Media & Culture

China snubs Nvidia H200 chips, spurning $30B market

China refuses Nvidia H200 chips despite US approvals, costing $30B...

Deep Dive

Nvidia’s H200 AI chips—recently granted export approval to Chinese firms like Alibaba and Tencent by the US Commerce Department—have hit a brick wall in China, where the government has refused to authorize any purchases. This diplomatic and commercial setback represents a stunning reversal for Nvidia CEO Jensen Huang and former President Donald Trump, who personally lobbied Chinese President Xi Jinping to greenlight the sales during a high-profile meeting. The move comes amid escalating tensions over chip access and AI sovereignty, with Beijing increasingly prioritizing domestic chipmakers such as Huawei’s Ascend series over U.S. alternatives.

The refusal isn’t just a strategic pivot—it’s a calculated economic and security decision. Analysts point to a 25% tariff imposed by the U.S. on Nvidia’s China-bound chips, which significantly inflates costs for Chinese buyers. Additionally, Beijing has raised serious concerns about the risk of foreign tampering during transit, fearing potential spyware or backdoor risks when chips pass through U.S. territory.
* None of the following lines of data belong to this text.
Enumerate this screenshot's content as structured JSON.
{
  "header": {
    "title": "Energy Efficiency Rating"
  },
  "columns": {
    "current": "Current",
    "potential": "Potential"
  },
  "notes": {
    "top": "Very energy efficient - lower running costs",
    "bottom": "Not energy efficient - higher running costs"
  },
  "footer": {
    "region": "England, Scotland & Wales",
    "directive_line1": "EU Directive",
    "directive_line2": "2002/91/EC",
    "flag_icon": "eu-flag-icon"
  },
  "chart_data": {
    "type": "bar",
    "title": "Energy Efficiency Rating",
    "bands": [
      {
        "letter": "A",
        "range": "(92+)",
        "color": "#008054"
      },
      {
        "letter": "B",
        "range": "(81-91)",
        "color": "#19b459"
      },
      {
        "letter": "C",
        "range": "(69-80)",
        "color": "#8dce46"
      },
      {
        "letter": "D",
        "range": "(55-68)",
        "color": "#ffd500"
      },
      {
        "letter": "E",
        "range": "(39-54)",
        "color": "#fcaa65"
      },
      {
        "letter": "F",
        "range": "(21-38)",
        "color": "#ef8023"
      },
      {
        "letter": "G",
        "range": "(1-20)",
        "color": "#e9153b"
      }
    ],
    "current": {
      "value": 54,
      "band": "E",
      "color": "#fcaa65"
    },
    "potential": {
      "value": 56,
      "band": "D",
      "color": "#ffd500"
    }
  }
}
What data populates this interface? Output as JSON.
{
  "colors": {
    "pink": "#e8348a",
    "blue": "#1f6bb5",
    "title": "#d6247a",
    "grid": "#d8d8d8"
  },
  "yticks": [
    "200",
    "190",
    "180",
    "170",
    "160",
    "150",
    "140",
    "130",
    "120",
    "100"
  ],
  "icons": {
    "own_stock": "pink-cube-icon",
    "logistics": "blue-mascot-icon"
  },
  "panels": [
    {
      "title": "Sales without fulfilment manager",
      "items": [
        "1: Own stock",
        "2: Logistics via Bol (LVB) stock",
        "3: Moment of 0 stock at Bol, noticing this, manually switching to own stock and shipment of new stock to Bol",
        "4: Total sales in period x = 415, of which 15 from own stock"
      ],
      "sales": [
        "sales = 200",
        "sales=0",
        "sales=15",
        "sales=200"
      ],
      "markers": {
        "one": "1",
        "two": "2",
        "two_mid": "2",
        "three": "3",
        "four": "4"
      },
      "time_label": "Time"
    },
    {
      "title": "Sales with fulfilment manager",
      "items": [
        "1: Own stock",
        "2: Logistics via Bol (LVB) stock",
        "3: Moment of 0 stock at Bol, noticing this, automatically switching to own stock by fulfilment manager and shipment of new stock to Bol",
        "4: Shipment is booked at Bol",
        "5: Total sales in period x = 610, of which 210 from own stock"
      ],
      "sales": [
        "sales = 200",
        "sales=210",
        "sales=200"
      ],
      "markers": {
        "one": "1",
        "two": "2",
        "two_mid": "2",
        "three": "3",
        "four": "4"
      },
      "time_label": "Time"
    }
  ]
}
As a result, Chinese AI developers are doubling down on domestic hardware, accelerating the optimization of models like DeepSeek V4 for Huawei’s Ascend chips. For global users, this could mean future compatibility gaps, particularly for AI workloads optimized for Chinese hardware ecosystems.

Key Points
  • China blocked all H200 AI chip purchases from Nvidia despite US export approvals, potentially costing Nvidia $30B in lost sales
  • Beijing cites cost (25% tariff) and security fears over chip tampering during transit as reasons for the rejection
  • Chinese AI models like DeepSeek are increasingly optimized for domestic hardware (e.g., Huawei Ascend), reducing reliance on Nvidia

Why It Matters

The move accelerates China’s AI self-sufficiency, reshaping global AI hardware supply chains and leaving Nvidia’s dominance in flux.